Cette égalité, disent-ils, est une chimère de spéculation qui ne peut exister dans la pratique. Mais si l'abus est inévitable, s'ensuit-il qu'il ne faille pas au moins le régler ? C'est précisément parce que la force des choses tend toujours à détruire l'égalité, que le force de la législation doit toujours tendre à la maintenir."

ROUSSEAU, L'éducation, Encyclopédie, article Economie Politique, (p. 25)


"La patrie ne peut subsister sans la liberté, ni la liberté sans la vertu, ni la vertu sans les citoyens : vous aurez tout si vous formez des citoyens ; sans cela nous n'aurez que de méchants esclaves, à commencer par les chefs de l'état. Or, former les citoyens n'est pas l'affaire d'un jour ; et pour les avoir hommes, il faut les instruire enfants.(...)

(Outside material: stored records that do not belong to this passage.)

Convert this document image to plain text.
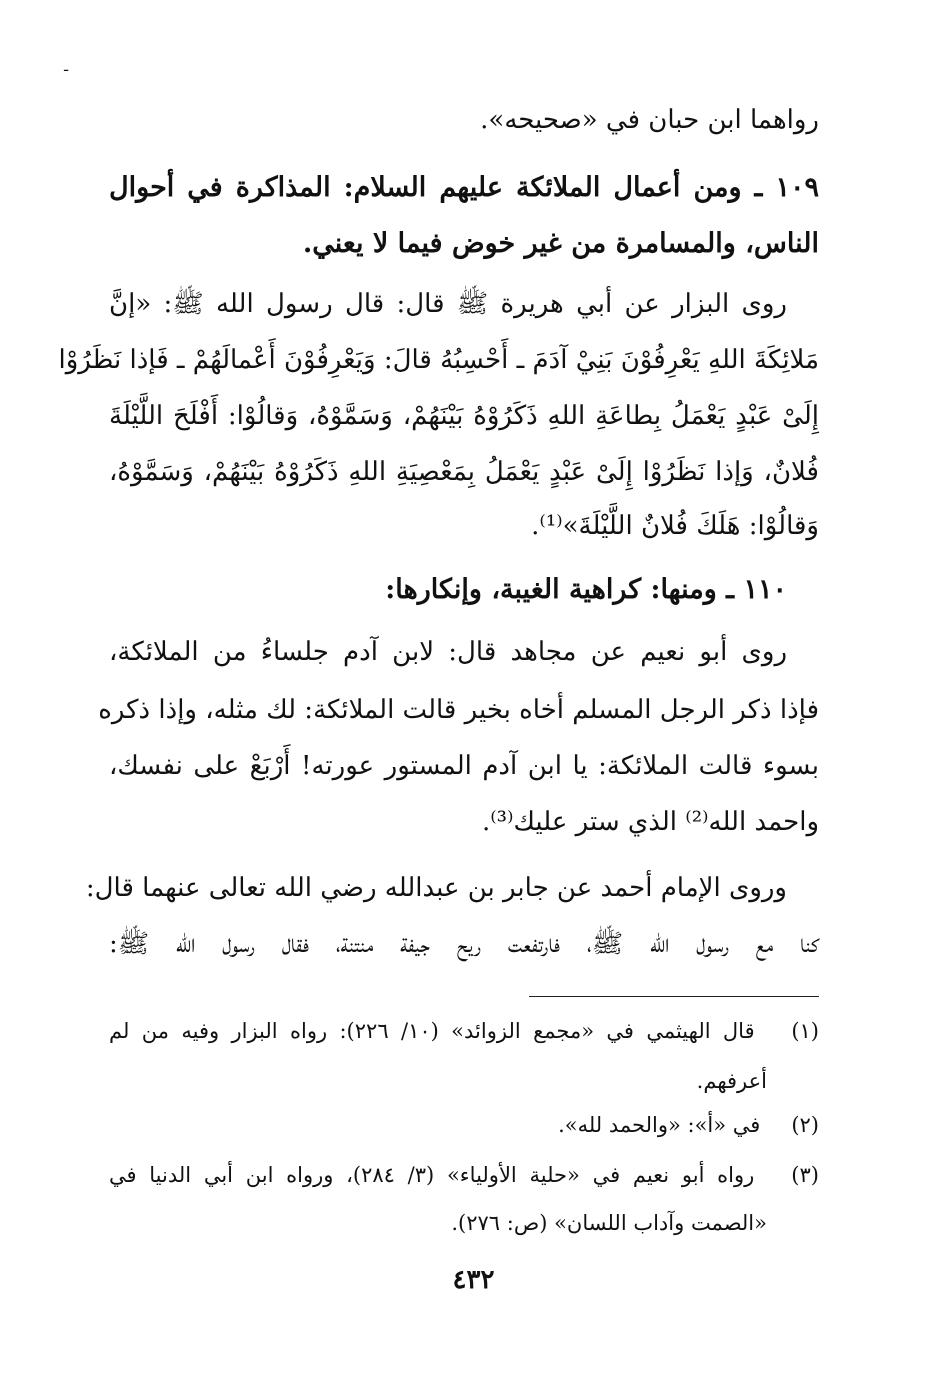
ـ
رواهما ابن حبان في «صحيحه».
١٠٩ ـ ومن أعمال الملائكة عليهم السلام: المذاكرة في أحوال
الناس، والمسامرة من غير خوض فيما لا يعني.
روى البزار عن أبي هريرة ﷺ قال: قال رسول الله ﷺ: «إنَّ
مَلائِكَةَ اللهِ يَعْرِفُوْنَ بَنِيْ آدَمَ ـ أَحْسِبُهُ قالَ: وَيَعْرِفُوْنَ أَعْمالَهُمْ ـ فَإذا نَظَرُوْا
إِلَىْ عَبْدٍ يَعْمَلُ بِطاعَةِ اللهِ ذَكَرُوْهُ بَيْنَهُمْ، وَسَمَّوْهُ، وَقالُوْا: أَفْلَحَ اللَّيْلَةَ
فُلانٌ، وَإذا نَظَرُوْا إِلَىْ عَبْدٍ يَعْمَلُ بِمَعْصِيَةِ اللهِ ذَكَرُوْهُ بَيْنَهُمْ، وَسَمَّوْهُ،
وَقالُوْا: هَلَكَ فُلانٌ اللَّيْلَةَ»⁽¹⁾.
١١٠ ـ ومنها: كراهية الغيبة، وإنكارها:
روى أبو نعيم عن مجاهد قال: لابن آدم جلساءُ من الملائكة،
فإذا ذكر الرجل المسلم أخاه بخير قالت الملائكة: لك مثله، وإذا ذكره
بسوء قالت الملائكة: يا ابن آدم المستور عورته! أَرْبَعْ على نفسك،
واحمد الله⁽²⁾ الذي ستر عليك⁽³⁾.
وروى الإمام أحمد عن جابر بن عبدالله رضي الله تعالى عنهما قال:
كنا مع رسول الله ﷺ، فارتفعت ريح جيفة منتنة، فقال رسول الله ﷺ:
(١) قال الهيثمي في «مجمع الزوائد» (١٠/ ٢٢٦): رواه البزار وفيه من لم
أعرفهم.
(٢) في «أ»: «والحمد لله».
(٣) رواه أبو نعيم في «حلية الأولياء» (٣/ ٢٨٤)، ورواه ابن أبي الدنيا في
«الصمت وآداب اللسان» (ص: ٢٧٦).
٤٣٢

C'est du premier moment de la vie, qu'il faut apprendre à mériter de vivre ; et comme on participe en naissant aux droits des citoyens, l'instant de notre naissance doit être le commencement de l'exercice de nos devoirs. S'il y a des lois pour l'âge mûr, il doit y en avoir pour l'enfance, qui enseignent à obéir aux autres ; et comme on le lasse pas la raison de chaque homme unique arbitre de ses devoirs, on doit d'autant moins abandonner aux lumières et aux préjugés des pères l'éducation de leurs enfants, qu'elle importe à l'état encore plus qu'aux pères ; car selon le cours de nature, la mort du père lui dérobe souvent les derniers fruits de cette éducation ; mais la patrie en sent tôt ou tard les effets ; l'état demeure, et la famille se dissout. Que si l'autorité publique, en prenant la place des pères, et se chargeant de cette importante fonction, acquiert leurs droits en remplissant leurs devoirs, ils ont d'autant moins sujet de s'en plaindre, qu'à cet égard ils ne font proprement que changer de nom, et qu'ils auront en commun, sous le nom de citoyens, la même autorité sur leurs enfants qu'ils exerçaient séparément sous le nom de "pères", et n'en seront pas moins obéis en parlant au nom de la loi, qu'ils l'étaient en parlant au nom de la nature. L'éducation publique sous des règles prescrites par le gouvernement, et sous des magistrats établis par le souverain, est donc une des maximes fondamentales du gouvernement populaire ou légitime. Si les enfants sont élevés en commun dans le sein de l'égalité, s'ils sont imbus des lois de l'état, et des maximes de la volonté générale, s'ils sont instruits à les respecter par-dessus toutes choses, s'ils sont environnés d'exemples et d'objets qui leur parlent sans cesse de la tendre mère qui les nourrit, de l'amour qu'elle a pour eux, des biens inestimables qu'ils reçoivent d'elle, et du retour qu'ils lui doivent, ne doutons pas qu'ils n'apprennent ainsi à se chérir mutuellement comme des frères, à ne vouloir jamais que ce que veut la société, à substituer des actions d'hommes et de citoyens au stérile et vain babil des sophistes, et à devenir un jour les défenseurs et les pères de la patrie, dont ils auront été si longtemps les enfants."